Meet a Faculty Member: Myra Waters
A 2012 ACC Women’s Basketball Legend, an ACC champion, an NCAA Final Four competitor, an all-time top-10 Terp even three decades out, Myra Waters has made her mark on the court. Off of it, the director of UB’s Counseling Center and an adjunct faculty member supports students when they need it most. Here, she rebounds with additional insight into her athletic career.
Q: When did you first start playing basketball and did you ever have a sense that it would lead you to where you are today?
A: Actually, my first sport was track and field, mostly because of my older sister Corine Allen. In 1970, she earned a scholarship to run track at Kalispell Community College in Montana. At that time, track and softball seemed to be the most popular sports for girls. I did not see women playing organized basketball at the high school and college levels until I was 10 years old. Soon thereafter, one of my older brothers introduced me to my first game of pick-up basketball on a playground.
Title IX became law in 1972, a year before I decided I wanted to pursue a career as a psychologist. That is when I began to realize that I would need a scholarship of some kind to attend the college of my choice. I believe that God caused some unique circumstances to come together just in time for me and others like me to take advantage of this new era in education for women.
Q: What is the significance of your basketball scholarship to where you are today?
A: Although my parents would have made provisions for me to attend college in Ohio, as they did for my five siblings, there is no way I could have afforded the out-of-state tuition for the University of Maryland. So that scholarship to play basketball was pretty significant to me being where I am today.
Q: What do you consider the highlight of your time playing for the Terps?
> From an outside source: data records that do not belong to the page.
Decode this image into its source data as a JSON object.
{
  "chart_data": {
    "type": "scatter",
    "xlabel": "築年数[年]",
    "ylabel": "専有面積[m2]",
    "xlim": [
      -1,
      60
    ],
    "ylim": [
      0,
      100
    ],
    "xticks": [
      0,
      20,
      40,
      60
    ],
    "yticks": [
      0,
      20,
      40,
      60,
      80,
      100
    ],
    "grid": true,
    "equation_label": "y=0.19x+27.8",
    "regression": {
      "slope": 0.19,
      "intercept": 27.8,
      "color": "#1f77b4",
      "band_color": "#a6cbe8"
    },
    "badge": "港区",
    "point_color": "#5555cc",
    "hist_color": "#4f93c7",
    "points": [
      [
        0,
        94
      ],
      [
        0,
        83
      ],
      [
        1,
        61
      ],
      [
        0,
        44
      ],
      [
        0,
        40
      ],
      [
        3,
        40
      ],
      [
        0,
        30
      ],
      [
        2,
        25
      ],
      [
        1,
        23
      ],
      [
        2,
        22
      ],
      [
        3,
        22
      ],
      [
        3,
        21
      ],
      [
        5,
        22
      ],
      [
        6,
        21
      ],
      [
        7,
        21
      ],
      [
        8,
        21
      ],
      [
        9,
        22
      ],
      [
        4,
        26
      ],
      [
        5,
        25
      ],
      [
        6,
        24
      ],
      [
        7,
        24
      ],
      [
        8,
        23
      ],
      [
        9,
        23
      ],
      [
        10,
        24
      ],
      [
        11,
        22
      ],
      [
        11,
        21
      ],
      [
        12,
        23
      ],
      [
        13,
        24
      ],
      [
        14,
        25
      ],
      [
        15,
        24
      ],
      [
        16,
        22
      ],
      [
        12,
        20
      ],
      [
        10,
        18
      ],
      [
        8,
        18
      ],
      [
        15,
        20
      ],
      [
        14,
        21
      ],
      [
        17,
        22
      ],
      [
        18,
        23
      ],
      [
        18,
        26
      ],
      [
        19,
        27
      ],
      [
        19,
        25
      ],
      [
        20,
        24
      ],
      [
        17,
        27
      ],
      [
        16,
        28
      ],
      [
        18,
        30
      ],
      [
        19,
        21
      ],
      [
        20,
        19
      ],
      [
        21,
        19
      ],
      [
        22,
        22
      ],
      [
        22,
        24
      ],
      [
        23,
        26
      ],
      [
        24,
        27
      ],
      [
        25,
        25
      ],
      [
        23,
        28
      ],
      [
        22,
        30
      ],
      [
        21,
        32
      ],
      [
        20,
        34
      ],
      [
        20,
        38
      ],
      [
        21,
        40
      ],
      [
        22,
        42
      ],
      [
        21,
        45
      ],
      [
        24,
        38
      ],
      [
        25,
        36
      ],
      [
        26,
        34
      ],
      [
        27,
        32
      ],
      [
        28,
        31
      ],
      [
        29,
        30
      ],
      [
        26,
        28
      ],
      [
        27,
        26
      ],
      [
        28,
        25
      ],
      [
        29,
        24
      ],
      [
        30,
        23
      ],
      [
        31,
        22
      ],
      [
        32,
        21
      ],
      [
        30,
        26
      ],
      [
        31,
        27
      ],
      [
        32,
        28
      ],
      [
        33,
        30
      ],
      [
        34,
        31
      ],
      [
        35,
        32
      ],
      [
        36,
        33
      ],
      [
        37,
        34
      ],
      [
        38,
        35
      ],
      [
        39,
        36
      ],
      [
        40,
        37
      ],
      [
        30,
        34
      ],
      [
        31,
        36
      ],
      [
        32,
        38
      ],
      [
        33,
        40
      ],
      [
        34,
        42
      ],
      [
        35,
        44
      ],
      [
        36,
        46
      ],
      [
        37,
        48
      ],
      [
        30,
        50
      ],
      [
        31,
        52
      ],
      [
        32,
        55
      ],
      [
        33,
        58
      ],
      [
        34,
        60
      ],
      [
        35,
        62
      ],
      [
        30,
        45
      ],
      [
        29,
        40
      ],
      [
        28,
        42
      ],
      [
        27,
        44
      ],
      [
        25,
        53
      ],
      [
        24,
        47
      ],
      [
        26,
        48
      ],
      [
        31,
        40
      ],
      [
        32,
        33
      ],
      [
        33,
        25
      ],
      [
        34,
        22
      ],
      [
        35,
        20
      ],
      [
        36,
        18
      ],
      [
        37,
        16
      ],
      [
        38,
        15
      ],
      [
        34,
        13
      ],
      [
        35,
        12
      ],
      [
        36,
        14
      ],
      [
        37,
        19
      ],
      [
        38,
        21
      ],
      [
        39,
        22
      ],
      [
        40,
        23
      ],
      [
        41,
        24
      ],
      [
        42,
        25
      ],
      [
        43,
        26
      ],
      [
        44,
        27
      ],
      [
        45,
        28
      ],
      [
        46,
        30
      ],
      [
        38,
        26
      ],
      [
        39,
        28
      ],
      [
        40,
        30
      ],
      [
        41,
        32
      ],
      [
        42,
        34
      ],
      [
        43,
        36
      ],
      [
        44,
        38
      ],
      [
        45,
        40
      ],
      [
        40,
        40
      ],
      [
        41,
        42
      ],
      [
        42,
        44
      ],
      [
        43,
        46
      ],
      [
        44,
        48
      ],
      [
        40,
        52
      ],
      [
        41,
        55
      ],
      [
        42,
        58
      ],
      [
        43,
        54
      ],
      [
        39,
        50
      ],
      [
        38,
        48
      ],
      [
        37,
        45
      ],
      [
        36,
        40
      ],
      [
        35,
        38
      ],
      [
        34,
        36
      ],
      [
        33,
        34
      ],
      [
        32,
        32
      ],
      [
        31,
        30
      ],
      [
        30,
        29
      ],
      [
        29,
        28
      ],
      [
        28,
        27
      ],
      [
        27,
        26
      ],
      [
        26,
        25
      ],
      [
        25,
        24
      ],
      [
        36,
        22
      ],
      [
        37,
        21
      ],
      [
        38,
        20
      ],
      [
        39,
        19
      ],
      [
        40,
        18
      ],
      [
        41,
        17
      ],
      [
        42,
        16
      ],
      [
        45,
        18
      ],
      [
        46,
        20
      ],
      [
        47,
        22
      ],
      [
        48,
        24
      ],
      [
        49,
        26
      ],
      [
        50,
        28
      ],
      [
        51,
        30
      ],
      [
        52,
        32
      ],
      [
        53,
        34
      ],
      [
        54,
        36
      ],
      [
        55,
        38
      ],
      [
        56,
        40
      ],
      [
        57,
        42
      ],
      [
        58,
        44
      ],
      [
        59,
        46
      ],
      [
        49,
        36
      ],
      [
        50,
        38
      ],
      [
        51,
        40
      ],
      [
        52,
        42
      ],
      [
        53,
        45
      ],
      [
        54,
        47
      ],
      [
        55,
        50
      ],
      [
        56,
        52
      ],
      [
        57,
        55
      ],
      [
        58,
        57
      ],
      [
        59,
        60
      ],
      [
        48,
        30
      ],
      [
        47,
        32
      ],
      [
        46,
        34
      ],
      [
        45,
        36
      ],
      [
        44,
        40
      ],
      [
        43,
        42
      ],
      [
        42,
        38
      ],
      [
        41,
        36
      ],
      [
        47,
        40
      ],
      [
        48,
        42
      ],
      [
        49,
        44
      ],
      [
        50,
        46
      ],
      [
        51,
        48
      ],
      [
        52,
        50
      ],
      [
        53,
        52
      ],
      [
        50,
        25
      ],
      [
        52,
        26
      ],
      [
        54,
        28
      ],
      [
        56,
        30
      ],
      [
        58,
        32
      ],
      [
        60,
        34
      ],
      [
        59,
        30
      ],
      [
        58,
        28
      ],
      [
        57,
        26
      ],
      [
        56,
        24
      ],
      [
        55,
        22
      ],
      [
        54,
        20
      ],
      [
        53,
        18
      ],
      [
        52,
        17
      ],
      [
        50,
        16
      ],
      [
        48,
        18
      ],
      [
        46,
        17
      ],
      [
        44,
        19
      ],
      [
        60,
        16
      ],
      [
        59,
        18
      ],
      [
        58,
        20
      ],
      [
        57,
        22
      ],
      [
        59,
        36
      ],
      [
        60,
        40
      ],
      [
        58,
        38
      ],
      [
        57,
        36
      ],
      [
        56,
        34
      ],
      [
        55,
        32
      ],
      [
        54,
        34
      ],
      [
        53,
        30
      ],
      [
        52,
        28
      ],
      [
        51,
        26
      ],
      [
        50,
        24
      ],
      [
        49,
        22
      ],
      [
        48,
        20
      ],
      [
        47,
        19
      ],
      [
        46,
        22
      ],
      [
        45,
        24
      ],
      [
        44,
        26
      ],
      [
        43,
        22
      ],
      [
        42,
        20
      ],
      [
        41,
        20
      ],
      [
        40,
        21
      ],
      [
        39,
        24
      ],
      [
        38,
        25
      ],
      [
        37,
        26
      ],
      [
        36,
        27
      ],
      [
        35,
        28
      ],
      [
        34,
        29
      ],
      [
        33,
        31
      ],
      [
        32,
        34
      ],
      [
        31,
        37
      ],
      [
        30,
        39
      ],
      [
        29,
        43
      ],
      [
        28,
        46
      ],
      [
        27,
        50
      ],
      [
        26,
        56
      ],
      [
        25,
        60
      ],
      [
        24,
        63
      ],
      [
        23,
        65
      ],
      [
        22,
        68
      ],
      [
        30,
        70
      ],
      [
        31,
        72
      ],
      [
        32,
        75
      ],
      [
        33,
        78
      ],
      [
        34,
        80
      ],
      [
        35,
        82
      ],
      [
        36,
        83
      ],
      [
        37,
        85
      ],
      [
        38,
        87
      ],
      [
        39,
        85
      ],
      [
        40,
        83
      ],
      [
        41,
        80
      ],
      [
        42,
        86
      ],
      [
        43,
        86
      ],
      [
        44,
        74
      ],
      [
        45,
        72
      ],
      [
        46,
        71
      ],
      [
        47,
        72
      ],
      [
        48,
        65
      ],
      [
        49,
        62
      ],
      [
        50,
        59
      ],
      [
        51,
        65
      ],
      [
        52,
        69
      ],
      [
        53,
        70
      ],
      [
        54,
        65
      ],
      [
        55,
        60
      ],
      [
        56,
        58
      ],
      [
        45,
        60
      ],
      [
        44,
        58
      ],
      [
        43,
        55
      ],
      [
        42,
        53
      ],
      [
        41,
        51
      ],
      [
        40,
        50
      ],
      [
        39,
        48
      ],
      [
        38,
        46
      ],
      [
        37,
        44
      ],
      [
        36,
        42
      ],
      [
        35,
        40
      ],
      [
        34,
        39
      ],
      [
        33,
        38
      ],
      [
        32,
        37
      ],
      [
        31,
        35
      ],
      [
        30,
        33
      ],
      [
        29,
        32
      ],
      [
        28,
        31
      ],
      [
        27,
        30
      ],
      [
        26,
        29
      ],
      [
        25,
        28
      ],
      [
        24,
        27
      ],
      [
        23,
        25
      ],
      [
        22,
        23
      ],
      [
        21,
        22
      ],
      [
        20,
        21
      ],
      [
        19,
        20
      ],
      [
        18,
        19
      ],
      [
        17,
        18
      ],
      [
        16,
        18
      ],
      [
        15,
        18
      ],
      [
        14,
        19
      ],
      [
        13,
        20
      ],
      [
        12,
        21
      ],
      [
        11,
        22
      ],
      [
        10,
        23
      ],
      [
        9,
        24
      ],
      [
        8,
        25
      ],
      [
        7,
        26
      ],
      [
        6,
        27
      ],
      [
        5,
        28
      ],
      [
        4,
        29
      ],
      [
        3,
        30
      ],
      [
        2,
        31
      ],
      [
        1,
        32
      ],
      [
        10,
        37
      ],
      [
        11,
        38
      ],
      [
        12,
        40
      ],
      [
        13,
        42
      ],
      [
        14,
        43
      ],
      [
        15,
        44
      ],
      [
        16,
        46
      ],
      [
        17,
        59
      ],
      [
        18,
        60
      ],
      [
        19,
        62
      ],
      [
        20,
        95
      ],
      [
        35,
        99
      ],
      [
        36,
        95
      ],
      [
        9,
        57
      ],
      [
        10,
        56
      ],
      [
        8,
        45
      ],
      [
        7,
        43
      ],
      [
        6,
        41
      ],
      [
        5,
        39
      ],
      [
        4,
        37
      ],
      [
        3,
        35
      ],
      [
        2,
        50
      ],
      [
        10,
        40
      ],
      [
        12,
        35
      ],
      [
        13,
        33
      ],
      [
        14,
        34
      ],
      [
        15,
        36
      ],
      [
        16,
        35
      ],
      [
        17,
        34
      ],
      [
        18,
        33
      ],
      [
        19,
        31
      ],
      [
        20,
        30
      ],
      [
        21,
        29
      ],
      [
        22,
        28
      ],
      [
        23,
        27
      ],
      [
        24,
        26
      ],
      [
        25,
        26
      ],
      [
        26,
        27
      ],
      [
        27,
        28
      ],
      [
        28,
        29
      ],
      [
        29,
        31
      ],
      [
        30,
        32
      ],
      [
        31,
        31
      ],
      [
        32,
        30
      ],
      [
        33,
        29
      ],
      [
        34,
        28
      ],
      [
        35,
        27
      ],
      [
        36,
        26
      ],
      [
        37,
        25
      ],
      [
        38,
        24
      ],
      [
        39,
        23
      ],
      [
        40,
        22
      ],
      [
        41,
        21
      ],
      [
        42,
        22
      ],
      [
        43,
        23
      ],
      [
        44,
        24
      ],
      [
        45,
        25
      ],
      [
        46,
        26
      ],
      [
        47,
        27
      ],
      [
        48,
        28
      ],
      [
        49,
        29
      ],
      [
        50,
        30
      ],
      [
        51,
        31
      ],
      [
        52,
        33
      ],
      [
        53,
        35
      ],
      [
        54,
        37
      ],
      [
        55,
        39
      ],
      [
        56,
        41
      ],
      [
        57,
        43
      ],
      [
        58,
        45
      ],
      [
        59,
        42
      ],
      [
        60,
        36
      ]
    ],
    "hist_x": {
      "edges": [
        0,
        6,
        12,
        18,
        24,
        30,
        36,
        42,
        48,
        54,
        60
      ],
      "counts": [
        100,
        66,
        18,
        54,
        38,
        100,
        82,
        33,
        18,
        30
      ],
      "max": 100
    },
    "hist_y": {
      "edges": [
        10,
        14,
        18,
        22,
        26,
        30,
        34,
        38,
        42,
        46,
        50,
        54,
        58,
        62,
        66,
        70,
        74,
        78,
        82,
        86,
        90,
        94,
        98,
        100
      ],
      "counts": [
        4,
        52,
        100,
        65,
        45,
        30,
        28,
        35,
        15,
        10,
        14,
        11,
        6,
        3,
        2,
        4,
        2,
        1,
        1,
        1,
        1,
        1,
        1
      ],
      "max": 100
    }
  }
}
A: I would have to say being a starter on a team that won three Atlantic Coast Conference Women’s Basketball tournaments in four years. Second to that would be earning a trip to the first-ever NCAA Women’s Basketball Final Four in 1982 in Norfolk, Va. In terms of individual performances, I scored 29 points at [a tournament at] Madison Square Garden in New York [City, in December 1979].
Q: Do you still play?
A: No way! That would result in my very stiff and painful demise. I am pleased to have shared my love of the game through coaching girls in the Amateur Athletic Union (Maryland Classics, 12 & Under National Championships at Disney World, first place, 2001) and I have also coached at the collegiate level (two years each at Georgetown University as assistant coach and at the University of Maryland, College Park as a graduate assistant coach).
Q: You’ve said that you donated your Terps uniform to the African American Legacy Project in your hometown of Toledo, Ohio. How did you become connected with that initiative? And is it the uniform that you took to the first-ever NCAA Women’s Final Four?
A: The primary function of the African American Legacy Project is to discover, document and preserve artifacts and historical information demonstrative, representative and reflective of life, lifestyles and culture of Toledo’s African-American community [per the organization’s mission statement]. The director of the organization contacted me several times, seeking to include some of my possessions along with those of other African Americans from Toledo who had impressive achievements in athletics. Recognizing that my sports memorabilia was only collecting dust at my parents’ home in Toledo, I donated the awards (trophies, certificates, plaques, her varsity M, etc.) to this important project last spring after the ACC Women’s Basketball Legends event. And my jersey from the first NCAA Women’s Basketball Final Four was part of the collection that I donated. The timing was perfect—just like a great bounce pass.
Q: What message would you relay to today’s young female athletes?
A: Playing collegiate sports can be fun, exciting and very rewarding on many levels. But it will challenge personal identity, values and character in ways that young people can hardly be expected to anticipate or manage without self-awareness and strong support. So approach your experience in collegiate sports with a balanced perspective, knowing you are there not only to receive training in athletics but, most importantly, to train your mind for success in life.